Archived | May 15, 2014 | By

Listened to the show Saturday and it was not bad. Mr. Sundberg was home for the weekend, and made a lovely pizza for all of us Saturday evening, his contribution to Mother’s Day before the fact. It was nice to relax a bit and eat homemade Thai chicken pizza together while listening to the show. And then on Sunday, more good food, this time with my brothers and mother at an Irish pub in the city. It felt a bit odd for a place to visit on Mother’s Day, but why not? I thought, as I made the reservation a while back. It was a good call. We ate reubens and fish ‘n chips, and this wonderful pile of lettuce and figs and apples and Brie, and big puffy pretzel-like bread sticks with a cheesy sauce. And Irish coffee with a shot of Jameson. Mom wore three small white roses and looked pretty and happy, and we walked by the river after and took photos of each other and laughed. It was an afternoon one might frame and place on the mantel.
There’s a Latin word, “satis”, that comes to mind here. It means “enough.” Not “enough” like “we have enough butter” or “I’ve had enough of this crap”, but “enough” in a deeper way, like “sufficient”, a deep down “YES.” How you might feel if your soul would sigh. It’s a feeling I feel often during or after a meal with people I love. I feel it sometimes at the end a busy day, sometimes when saying goodbye, sometimes after washing all the windows. I felt it on Christmas Eve, and when our daughter graduated from high school, and when I turned 40. It appears after making love. And at twilight around the campfire. And sometimes after I finish mowing and raking and cleaning up the yard. And during a long, hot shower, and sometimes just sitting with a person with whom you can be yourself. Satis.
Thing is, like with happiness or straight As or a good relationship or a perfect rice pudding, you can’t force the feeling of “satis”, and there’s no guarantee. You can’t really plan for it, or count on it, and it has a lot to do with hard work, and not giving up, and a little to do with something else. I want to say “fate”, but it’s more like mystery, or chance. And it seems the fewer expectations a person has, the more often the feeling of “enough” appears. Sometimes the best things just come out of nowhere, out of the blue, and nestle around you and fill you up. A tall cool glass of lemonade. The kids’ voices in another room. The wind blowing through the curtains, with the sun peeking in. The scent of wildflowers. Satis. Yes. Enough.
My grandmother made these bars on hot summer days. My brothers and I ate them warm, with vanilla ice cream, out on the back porch, batting away flies and dogs, and dripping ice cream on our smudged up bare feet.
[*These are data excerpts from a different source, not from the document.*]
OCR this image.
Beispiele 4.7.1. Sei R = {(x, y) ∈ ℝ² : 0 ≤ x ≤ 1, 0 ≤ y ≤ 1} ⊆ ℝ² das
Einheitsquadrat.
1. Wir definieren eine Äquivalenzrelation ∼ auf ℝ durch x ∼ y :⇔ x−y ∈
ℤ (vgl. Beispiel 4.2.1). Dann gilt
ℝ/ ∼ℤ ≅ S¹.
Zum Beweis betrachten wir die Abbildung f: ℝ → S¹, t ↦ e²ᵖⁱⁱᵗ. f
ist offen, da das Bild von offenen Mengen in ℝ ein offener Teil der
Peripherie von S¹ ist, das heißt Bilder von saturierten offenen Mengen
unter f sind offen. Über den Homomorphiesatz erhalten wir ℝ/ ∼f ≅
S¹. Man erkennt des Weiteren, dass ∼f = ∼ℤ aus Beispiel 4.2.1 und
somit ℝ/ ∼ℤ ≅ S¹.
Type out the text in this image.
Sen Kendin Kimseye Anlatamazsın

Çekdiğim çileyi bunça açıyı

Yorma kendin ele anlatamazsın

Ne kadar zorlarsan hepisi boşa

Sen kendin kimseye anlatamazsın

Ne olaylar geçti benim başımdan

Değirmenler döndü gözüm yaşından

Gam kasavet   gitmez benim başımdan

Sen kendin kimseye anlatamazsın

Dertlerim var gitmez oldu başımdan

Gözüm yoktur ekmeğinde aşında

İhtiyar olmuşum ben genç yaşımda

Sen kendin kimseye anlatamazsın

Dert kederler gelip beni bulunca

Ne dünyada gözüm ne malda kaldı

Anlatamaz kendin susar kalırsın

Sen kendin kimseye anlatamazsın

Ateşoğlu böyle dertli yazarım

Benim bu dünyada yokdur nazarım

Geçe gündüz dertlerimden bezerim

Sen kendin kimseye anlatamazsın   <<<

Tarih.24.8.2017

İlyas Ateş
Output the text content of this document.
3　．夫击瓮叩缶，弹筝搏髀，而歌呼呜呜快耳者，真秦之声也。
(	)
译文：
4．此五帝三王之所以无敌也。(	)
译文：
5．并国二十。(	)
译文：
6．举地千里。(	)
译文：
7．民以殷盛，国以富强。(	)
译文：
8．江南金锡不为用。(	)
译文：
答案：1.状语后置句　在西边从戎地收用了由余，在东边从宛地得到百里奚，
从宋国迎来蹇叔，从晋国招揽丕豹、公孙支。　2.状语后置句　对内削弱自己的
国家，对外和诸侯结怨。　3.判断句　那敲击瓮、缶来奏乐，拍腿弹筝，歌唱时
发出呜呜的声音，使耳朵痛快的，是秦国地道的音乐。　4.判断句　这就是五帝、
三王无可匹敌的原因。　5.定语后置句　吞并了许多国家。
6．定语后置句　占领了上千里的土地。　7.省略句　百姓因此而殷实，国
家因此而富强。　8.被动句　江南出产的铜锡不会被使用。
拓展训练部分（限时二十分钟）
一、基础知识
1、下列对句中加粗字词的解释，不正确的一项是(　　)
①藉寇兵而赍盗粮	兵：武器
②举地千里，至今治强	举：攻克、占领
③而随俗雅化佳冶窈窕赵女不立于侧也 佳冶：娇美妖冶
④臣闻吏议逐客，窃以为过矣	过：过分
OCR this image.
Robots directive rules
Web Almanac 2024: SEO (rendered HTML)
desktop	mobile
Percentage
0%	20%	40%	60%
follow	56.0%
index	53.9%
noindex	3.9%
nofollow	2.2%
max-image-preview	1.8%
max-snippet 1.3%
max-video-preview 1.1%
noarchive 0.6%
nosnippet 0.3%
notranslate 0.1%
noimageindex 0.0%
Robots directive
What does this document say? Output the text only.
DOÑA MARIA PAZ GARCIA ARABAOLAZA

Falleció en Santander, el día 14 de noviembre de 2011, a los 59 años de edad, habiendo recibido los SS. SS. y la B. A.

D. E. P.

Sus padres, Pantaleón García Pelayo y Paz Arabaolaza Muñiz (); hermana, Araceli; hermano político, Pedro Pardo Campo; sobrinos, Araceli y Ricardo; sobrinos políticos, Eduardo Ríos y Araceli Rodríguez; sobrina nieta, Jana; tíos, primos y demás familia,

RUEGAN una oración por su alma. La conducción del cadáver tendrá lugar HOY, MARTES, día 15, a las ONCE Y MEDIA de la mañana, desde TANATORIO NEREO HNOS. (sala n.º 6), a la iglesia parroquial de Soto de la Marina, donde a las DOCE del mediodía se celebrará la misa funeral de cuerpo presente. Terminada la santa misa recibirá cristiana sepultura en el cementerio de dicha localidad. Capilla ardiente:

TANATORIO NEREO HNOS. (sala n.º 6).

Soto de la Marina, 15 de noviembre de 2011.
Then she’d get out the homemade root beer, and we were good to go for a whole afternoon of swimming over at the lake.
Raspberry Rhubarb Pie Bars
3¼ cups flour
1 tsp salt
1 cup butter
¾ cup plus 1 to 2 T milk
1 egg yolk
2 cups sugar
⅓ cup cornstarch
5 cups fresh or frozen unsweetened raspberries, thawed and drained
3 cups sliced fresh or frozen rhubarb, thawed and drained
1¼ cups powdered sugar
½ tsp vanilla extract
5 to 6 tsp milk
In a large bowl, combine flour and salt; cut in butter until crumbly. Whisk ¾ cup milk and egg yolk; add to flour mixture, tossing with a fork until the dough forms a ball. Add more milk, one tablespoon at a time, if you need to.
Divide dough in two portions, one slightly larger than the other, and wrap each in plastic wrap. Refrigerate for an hour or so until it’s easy to handle.
Roll out the larger portion of dough between two large sheets of lightly floured waxed paper into an 18-in. x 13-in. rectangle. Transfer to an ungreased 15-in. x 10-in. x 1-in. baking pan. Press onto the bottom and up the sides of pan, and trim pastry to edges of pan.
In a large bowl, combine sugar and cornstarch. Add raspberries and Rhubarb, and toss to coat. Gently pour into pastry.
Roll out remaining dough and place over filling. Fold bottom pastry over the edge of the top pastry, seal, and prick top with a fork.
Bake at 375° for 45-55 minutes or until golden brown. Cool.
For icing, combine powdered sugar, vanilla and enough milk so you can drizzle it over the pie. Cut into squares. Makes 2 dozen pie bars.